What is es() and why do we need it?
“ES” stands for “Exponential Smoothing”. This function is an implementation of ETS model, alternative to Rob Hyndman’s ets() function from “forecast” package. The natural question would be: “Why bother if there already exists exponential smoothing function”? There are several reasons for that:
- ets() does not allow constructing some mixed models. For example, classical Holt-Winters model, which corresponds to ETS(A,A,M) is unavailable. This is not a big loss, but these models may be of interest to researchers. So es() function has all 30 of them;
- ets() does not have exogenous variables. es() allows providing either vector or matrix of exogenous variables. Note, however, that currently only additive ETS models are guaranteed to work well with exogenous variables. It will most probably work fine for other models, but I cannot guarantee stable performance;
- There are quite few papers in forecasting field that show that using combinations of forecasts of different models leads to increase in forecasting accuracy. Stephan Kolassa applied one neat method of combinations described in Burnham and Anderson book to exponential smoothing, showing that it leads to increase of forecast accuracy. So I took that method and implemented it in es() function;
- ets() function restricts number of seasonal coefficients by 24. The motivation here is that with higher number of coefficients, optimisers will do lousy job in finding optimal values of parameters. es() doesn’t have this restriction, claiming that users should be responsible for their own actions. Every action has consequences, you know? So, be smart and responsible!

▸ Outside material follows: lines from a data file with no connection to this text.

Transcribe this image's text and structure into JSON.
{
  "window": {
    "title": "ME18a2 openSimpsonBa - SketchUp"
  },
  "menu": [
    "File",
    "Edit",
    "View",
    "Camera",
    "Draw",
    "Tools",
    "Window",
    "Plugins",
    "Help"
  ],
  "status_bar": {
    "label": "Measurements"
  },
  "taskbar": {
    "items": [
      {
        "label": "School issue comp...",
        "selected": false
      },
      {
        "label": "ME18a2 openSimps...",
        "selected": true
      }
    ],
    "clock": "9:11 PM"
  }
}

- ets() function does not allow defining initial values for state vector. In general, who could care less, right? But they may become important in some cases, when optimisation of initial states is not an option. So I have implemented two methods of initialisation (optimisation and backcasting) + allowed users providing initial values if they really need to. This also allows addressing problem with large number of parameters because of number of seasonal coefficients. For example, if you deal with weekly data, then you can switch to backcasting or provide your own values for seasonal indices;
- MSE as cost function looked too boring, so I have introduced MAE, cost functions based on multiple steps ahead forecasting errors and exotic “Half Absolute Moment”. Why? Well, just in order to make life more exiting! (although there is a rationale for that, which is discussed in the documentation)
- There are several ways of constructing prediction intervals. es() allows selecting between parametric, semi-parametric and non-parametric ones. This additional flexibility allows dealing with cases, when for some reason basic assumptions of ETS do not hold;
- The derived underlying statistical model in es() differs slightly from ets(). This becomes especially evident, when models with multiplicative errors are used. There we assume that error term is distributed log-normally on the contrast to assumption of normality in ets();
- All the functions of “smooth” package allow dealing with intermittent data. This is based on a very recent research done in collaboration with John Boylan. So es() function allows producing forecasts using Croston’s model (not method, this is not a typo!) and some other intermittent data models. We can even select between intermittent and normal models using this approach. This is still an on-going research, so more models will follow with more advanced mechanisms;
- Last but not least, we have a fancy holdout parameter, which allows dividing provided time series into two parts, fitting model on the first one and assessing forecasts accuracy on the second.
Having said that, I am not claiming that es() function always produces more accurate forecasts than ets(). From what I have experienced so far the function is sometimes more accurate and sometimes less accurate than ets(). However the main point of the function is not in precision, but in flexibility. You can do much more with it, than with ets(), the only restriction for you is your imagination! If you don’t have imagination and / or just need an efficient exponential smoothing function, don’t waste your time with es() and use Rob’s ets().